Aujourd'hui, avec ce projet là je ne vends rien car j'ai choisi de diffuser mon son gratuitement. Dans un univers aussi durement concurrentiel et financièrement sinistré que le rap et vu que je fais un truc un peu à part, je ne veux pas me priver d'une audience pour 5 ou 10 euros. Je gagne de l'argent sans la musique et ceci finance cela et plus encore. Y en a qui se payent des voitures, moi je me paye des clips et surtout, je me fais plaisir. Demain je ne compte pas vendre grand chose non plus. C'est aussi une liberté, je n'ai pas d'objectifs de rentabilité, je fais ce que je veux à tous niveaux. Mon but c'est de grossir mon audience autant que possible, que les gens m'écoutent, aiment et partagent, que mon blaze se fasse tranquillement sa petite place. Si argent il y a, ça viendra après. Mon audience est diverse. Une partie vient de ceux qui m'écoutaient quand j'étais dans le Bhale Bacce Crew, une partie a pu suivre aussi mes aventures musicales avec Cosmar et une partie est toute neuve et me découvre avec l'EP et les clips. Après je ne saurais pas te dire les tranches d'âge, le sexe etc...J'aime croire qu'il y a un peu de tout. J'aime aussi bcp quand des gens qui n'écoutent pas trop de rap apprécient ce que je fais et ça arrive régulièrement….même si le revers de ça c’est que parfois ce sont des gens qui ne comprennent pas vraiment le rap ;).

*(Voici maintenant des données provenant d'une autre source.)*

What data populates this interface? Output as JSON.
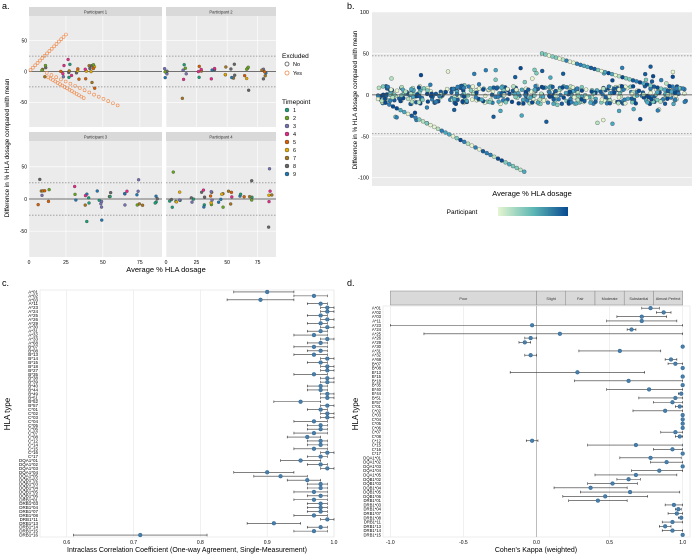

Quels sont tes influences ? (niveau son, écriture, "savoir vendre"...)

Niveau son, j'aime tout ce qui est lent et un tantinet synthétique. Soit quelque chose qu'on trouve surtout au sud des US. Du gros clap, de l'infrabasse, des nappes, c'est ce que j'aime.

A côté de ça, je suis aussi un gros gros fan de Jim Jones (Dipset - NewYork) par exemple. J'aime bien aussi des mecs comme Dom Kennedy (Los Angeles), ça m'inspire vraiment.

Côté France, c'est varié, j'aime bien les trucs à la cool façon Frer200 mais aussi beaucoup de trucs un peu plus vénèr et/ou sombres comme Vîrus, La Rumeur, Kaaris, Booba, Salif, Seno, etc. J'aime bien l'insécurité - même folklorique -, dans le rap français. Et moi-même, en fait, je ne fais jamais des morceaux franchement souriants, j'y arrive pas. Faut qu'il y ait du tourment, qui peut aller de la mélancolie à la haine. La haine smooth, bien sûr !


Le savoir vendre c'est un truc d'autodidacte et principalement basé sur internet. Tu fais du son, tu veux viser un nouveau public, tu veux que ça soit écouté...tu n'as pas trente six solutions, tu prends ton courage à deux mains et tu fais du mailing, tu vas vers les gens, tu deviens attachée de presse et community manager, tu vas serrer des paluches, t'approches des gens que tu apprécies et qui sont susceptibles d'apprécier ce que tu fais...Au bout d'un moment et avec quelques conseils tu finis par avoir de la méthode, c'est plus naturel à faire. J'essaye de rester moi-même et d'être poli. Quand je veux que quelqu'un écoute mon son, je propose, après ça suit ou pas. Mais ça reste un boulot à plein temps qui fonctionne beaucoup sur la construction d'un réseau et dont les fruits ne sont ni immédiats ni garantis. Surtout qu'à la fin c'est l'auditeur qui choisit. Cela dit il y a parfois de beaux échanges avec des gens que tu ne vois pas forcément physiquement mais avec qui tu sens de vraies affinités et c'est très agréable. 

D'où est ce que tu tiens ta spécificité d'après toi ? Ton style...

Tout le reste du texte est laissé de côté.